Il existe quelques traces de maraës. C’étaient des parallélogrammes interrompus par des ouvertures : trois côtés consistaient en murs de pierre de quatre à six pieds ; une pyramide moins haute que large formait le quatrième. En tout, cent mètres de largeur, environ, et quarante de longueur. — Les images des Tiis décoraient cette architecture sommaire.

La lune tient une place importante dans les spéculations métaphysiques des Maories. On a déjà dit que de grandes fêtes se célébraient, jadis, en son honneur. Hina est souvent invoquée dans les récits traditionnels des Aréoïs.

Mais son concours à l’harmonie du monde, son rôle est plutôt négatif que positif.

Cela apparait clairement dans inquiétant dialogue — plus haut cité — d’Hina et de Têfatou.

De pareils textes offriraient une belle matière aux exégètes, s’il s’en trouvait pour commenter la Bible océanienne. Ils y verraient d’abord les principes d’une religion fondée sur l’adoration des forces de la nature, — trait commun à toutes les religions primitives. La plupart des dieux maories sont, en effet, les personnifications des divers éléments. Mais des regards attentifs — et que ne distrairait pas, que ne dépraverait pas le désir de démontrer la supériorité de notre philosophie sur celle de ces « peuplades », ne tarderaient pas à découvrir en de telles légendes des traits intéressants et singuliers.

J’en veux signaler deux — et je me contenterai de les indiquer. Aux savants appartient le soin de vérifier ces hypothèses.

C’est, avant tout, la netteté avec laquelle se désignent et se distinguent les deux seuls et universels principes de la vie, pour ensuite se résoudre en une suprême unité. L’un, âme et intelligence, Taaroa, est le mâle ; l’autre, en quelque sorte la matière et le corps du même Dieu, est la femelle ; c’est Hina. À elle va tout l’amour des hommes, à lui leur respect. — Hina n’est pas le nom de la lune seulement : il y a aussi Hina-de-l’air, Hina-de-la-mer, Hina-de-l’intérieur ; mais ces deux syllabes ne caractérisent que les parties inférieures de la matière. Le soleil et le ciel, la lumière et son empire, toutes les parties nobles, à ainsi parler, de la matière — où plutôt encore tous les éléments spirituels de la matière sont Taaroa. Cela est catégoriquement formulé en plus d’un texte, où l’on reconnaît la définition de l’esprit et de la matière. — Or, que signifierait, si mous en restions à cette définition, la proposition fondamentale de la Genèse maorie :

l’univers grand et sacré n’est que la coquille de Taamoa — ?

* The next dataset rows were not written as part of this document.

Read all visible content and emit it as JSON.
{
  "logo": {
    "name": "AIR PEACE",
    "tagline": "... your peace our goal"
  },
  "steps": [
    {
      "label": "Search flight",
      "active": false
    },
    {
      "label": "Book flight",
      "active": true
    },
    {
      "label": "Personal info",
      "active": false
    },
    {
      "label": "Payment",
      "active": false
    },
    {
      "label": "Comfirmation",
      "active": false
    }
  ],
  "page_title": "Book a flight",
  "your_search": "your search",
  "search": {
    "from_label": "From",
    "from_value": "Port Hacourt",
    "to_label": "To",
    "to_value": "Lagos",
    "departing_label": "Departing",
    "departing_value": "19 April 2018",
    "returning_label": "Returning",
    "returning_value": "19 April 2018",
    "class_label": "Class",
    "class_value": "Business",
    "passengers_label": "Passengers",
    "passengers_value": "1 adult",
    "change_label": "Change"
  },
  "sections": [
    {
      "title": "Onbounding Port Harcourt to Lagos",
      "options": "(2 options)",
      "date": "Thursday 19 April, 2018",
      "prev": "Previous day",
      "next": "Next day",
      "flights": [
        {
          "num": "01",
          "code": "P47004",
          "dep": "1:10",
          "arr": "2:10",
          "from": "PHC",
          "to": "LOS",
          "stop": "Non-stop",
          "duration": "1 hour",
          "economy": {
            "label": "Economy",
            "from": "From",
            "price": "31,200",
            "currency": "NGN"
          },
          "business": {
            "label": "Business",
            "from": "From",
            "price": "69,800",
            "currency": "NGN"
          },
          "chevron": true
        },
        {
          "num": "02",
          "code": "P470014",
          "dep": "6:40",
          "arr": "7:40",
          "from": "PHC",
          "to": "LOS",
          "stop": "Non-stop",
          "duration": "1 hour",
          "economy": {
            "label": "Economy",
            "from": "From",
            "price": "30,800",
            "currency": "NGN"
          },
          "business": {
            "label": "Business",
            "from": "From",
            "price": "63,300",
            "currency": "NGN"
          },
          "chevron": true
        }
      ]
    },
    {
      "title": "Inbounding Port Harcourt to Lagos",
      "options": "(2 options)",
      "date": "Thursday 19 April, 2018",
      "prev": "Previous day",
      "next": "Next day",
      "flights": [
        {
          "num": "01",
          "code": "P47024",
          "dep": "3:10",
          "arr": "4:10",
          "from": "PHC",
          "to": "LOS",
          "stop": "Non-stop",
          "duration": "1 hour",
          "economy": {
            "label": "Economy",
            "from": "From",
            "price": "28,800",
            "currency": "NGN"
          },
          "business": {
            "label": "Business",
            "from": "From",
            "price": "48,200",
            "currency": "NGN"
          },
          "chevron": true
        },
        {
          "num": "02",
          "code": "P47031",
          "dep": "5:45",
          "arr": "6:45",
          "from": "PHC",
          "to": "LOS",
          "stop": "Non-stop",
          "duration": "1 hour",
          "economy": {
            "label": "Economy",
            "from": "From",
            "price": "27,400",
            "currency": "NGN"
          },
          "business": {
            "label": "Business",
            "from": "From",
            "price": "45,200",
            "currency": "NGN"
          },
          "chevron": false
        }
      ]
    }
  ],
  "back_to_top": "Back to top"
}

Ne faut-il dans cette proposition constater la croyance initiale en l’unité de substance, comme, dans la définition et le départ de l’esprit et de la matière, l’analyse des manifestations doubles de cette substance unique ? Pour rare que soit un tel pressentiment philosophique chez des Primitifs, il ne s’en suit pas qu’on en doive récuser l’évidence. On voit bien que, dans l’action du Dieu qui créa le monde et qui le conserve, la théologie océanienne observe deux termes : la cause génératrice et la matière fécondée, la force motrice et l’objet mû, l’esprit et la matière ; on voit bien aussi que, dans le parallélisme constamment sous-entendu de l’esprit lumineux avec la matière sensible qu’il vivifie, il faut reconnaître, à travers les unions successives de Taaroa aux diverses représentations d’Hina, l’influence perpétuelle et variée du soleil sur les choses, et, dans les fruits de ces unions, les modifications que la lumière et la chaleur ne cessent de faire subir à ces mêmes éléments. Mais, une fois le phénomène accompli en, vue duquel les deux courants universels s’étaient rejoints, — dans le fruit la cause génératrice et la matière fécondée, dans le mouvement la force motrice et l’objet mu, dans la vie l’esprit et la matière s’unissent et se confondent : et l’univers, aussitôt créé, n’est que la coquille de Taaroa !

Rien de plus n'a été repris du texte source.